Les réactions à chaud sur cette affaire ont pu montrer un phénomène que nous retrouvons au sein de toute la gauche, même radicale ou extra-parlementaire. C’est l’effet d’entre-soi masculin (ou « groupe de mec »), les organisations, syndicats et partis étant souvent composés d’une majorité d’hommes, qui engendre une misogynie ambiante qui finit par habiter même les femmes de ces structures. Ainsi on s’habitue très vite aux blagues et réflexions misogynes, aux comportements sexistes des hommes, jusqu’à une certaine culture viriliste de la violence (encore plus visible dans les milieux antifascistes).

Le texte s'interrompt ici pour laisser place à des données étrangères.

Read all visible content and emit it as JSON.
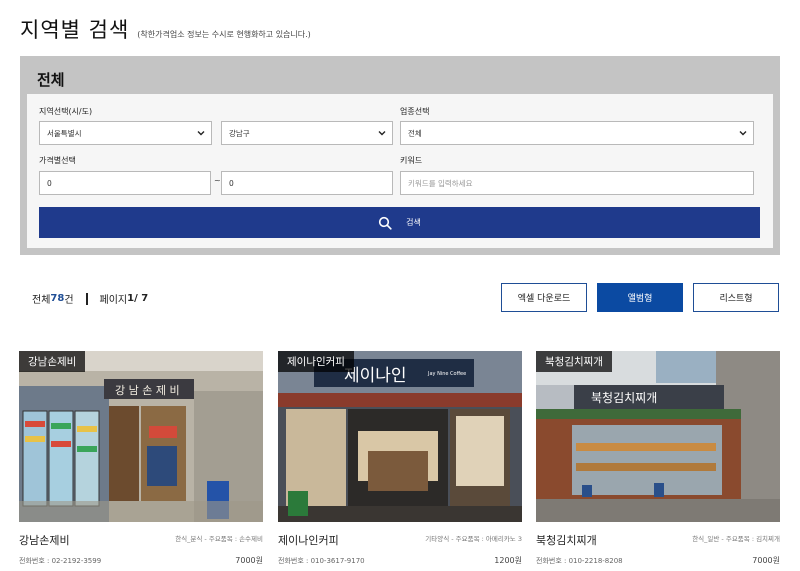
{
  "header": {
    "title": "지역별 검색",
    "subtitle": "(착한가격업소 정보는 수시로 현행화하고 있습니다.)"
  },
  "search": {
    "panel_title": "전체",
    "region_label": "지역선택(시/도)",
    "city_value": "서울특별시",
    "district_value": "강남구",
    "industry_label": "업종선택",
    "industry_value": "전체",
    "price_label": "가격별선택",
    "price_min": "0",
    "price_sep": "~",
    "price_max": "0",
    "keyword_label": "키워드",
    "keyword_placeholder": "키워드를 입력하세요",
    "button_label": "검색"
  },
  "summary": {
    "total_prefix": "전체 ",
    "total_count": "78",
    "total_suffix": "건",
    "page_prefix": "페이지 ",
    "page_current": "1",
    "page_rest": "/ 7"
  },
  "view_buttons": {
    "excel": "엑셀 다운로드",
    "album": "앨범형",
    "list": "리스트형"
  },
  "cards": [
    {
      "tag": "강남손제비",
      "name": "강남손제비",
      "category": "한식_분식 - 주요품목 : 손수제비",
      "phone": "전화번호 : 02-2192-3599",
      "price": "7000원",
      "sign_text": "강 남 손 제 비"
    },
    {
      "tag": "제이나인커피",
      "name": "제이나인커피",
      "category": "기타양식 - 주요품목 : 아메리카노 3",
      "phone": "전화번호 : 010-3617-9170",
      "price": "1200원",
      "sign_text": "제이나인",
      "sign_sub": "Jay Nine Coffee"
    },
    {
      "tag": "북청김치찌개",
      "name": "북청김치찌개",
      "category": "한식_일반 - 주요품목 : 김치찌개",
      "phone": "전화번호 : 010-2218-8208",
      "price": "7000원",
      "sign_text": "북청김치찌개"
    }
  ],
  "colors": {
    "primary": "#1f3a8c",
    "accent": "#0b4aa2",
    "panel_bg": "#c4c4c4",
    "count_color": "#1f4e96"
  }
}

C’est à partir de cette base que les histoires de viols et violences conjugales sont minimisées et sont source de divisions internes brutales. Ici, c’est le soutien collectif à Quatennens de la part d’une partie de la FI, allant même jusqu’au fichage des militants et militantes opposés au retour du député. Quant à Mélenchon, ce n’est pas le seul copain agresseur qu’il défend avec empressement, comme nous avons pu le voir avec l’affaire Coquerel, accusé d’agression et harcèlement sexuel (l’affaire a été classée sans suite mais il l’a défendu dès le dépôt de la plainte, niant la parole de la victime).
« Nos vies valent plus que vos carrières ». C’est ce que les militantes du collectif Relève féministe ont collé sur le siège LFI. Le collectif fut créé à la suite de plusieurs affaires de violences sexistes et sexuelles (VSS) au sein des différents partis de la NUPES. Malheureusement la mobilisation n’a pas suffi à empêcher le retour de plusieurs cadres accusés et coupables. Ainsi, en les réintégrant c’est toutes ces militantes qui se font piétiner par des hommes carriéristes qui se protègent les uns les autres, avec le silence coupable du reste de la gauche, y compris extra-parlementaire. La raison est simple : les revendications féministes sont jugées comme facultatives, de second ordre. Ce qui est important c’est de continuer à se mobiliser pour (perdre) les élections et (perdre) les luttes contre les réformes néolibérales. On continue donc de nourrir une belle et longue tradition : creuser le fossé entre les féministes et les mouvements de lutte du Travail.
Les militants les plus naïfs ou les plus opportunistes fantasment Mélenchon, alors qu’il n’est qu’un énième champion social-traître, au même titre que Hollande, Jospin ou Mitterrand, pour ne citer que les plus récents. Ses tweets pseudo-radicaux en réaction aux récentes émeutes des banlieues sont vides de sens politique, et n’ont qu’une visée électoraliste. C’est de la com. Au même titre que ses tweets féministes, ou même ses punchlines animalistes lors de sa campagne de 2017. Il entretient son image de seule alternative face à la montée du fascisme et de l’agressivité des capitalistes. Pourtant, par le passé le réformisme n’a jamais rempli cet objectif, bien au contraire, il cultive ce genre de professionnels de la politique qui ont toujours une bonne excuse pour dérouler le tapis rouge à nos bourreaux. Les balles sucrées de la bourgeoisie restent mortelles.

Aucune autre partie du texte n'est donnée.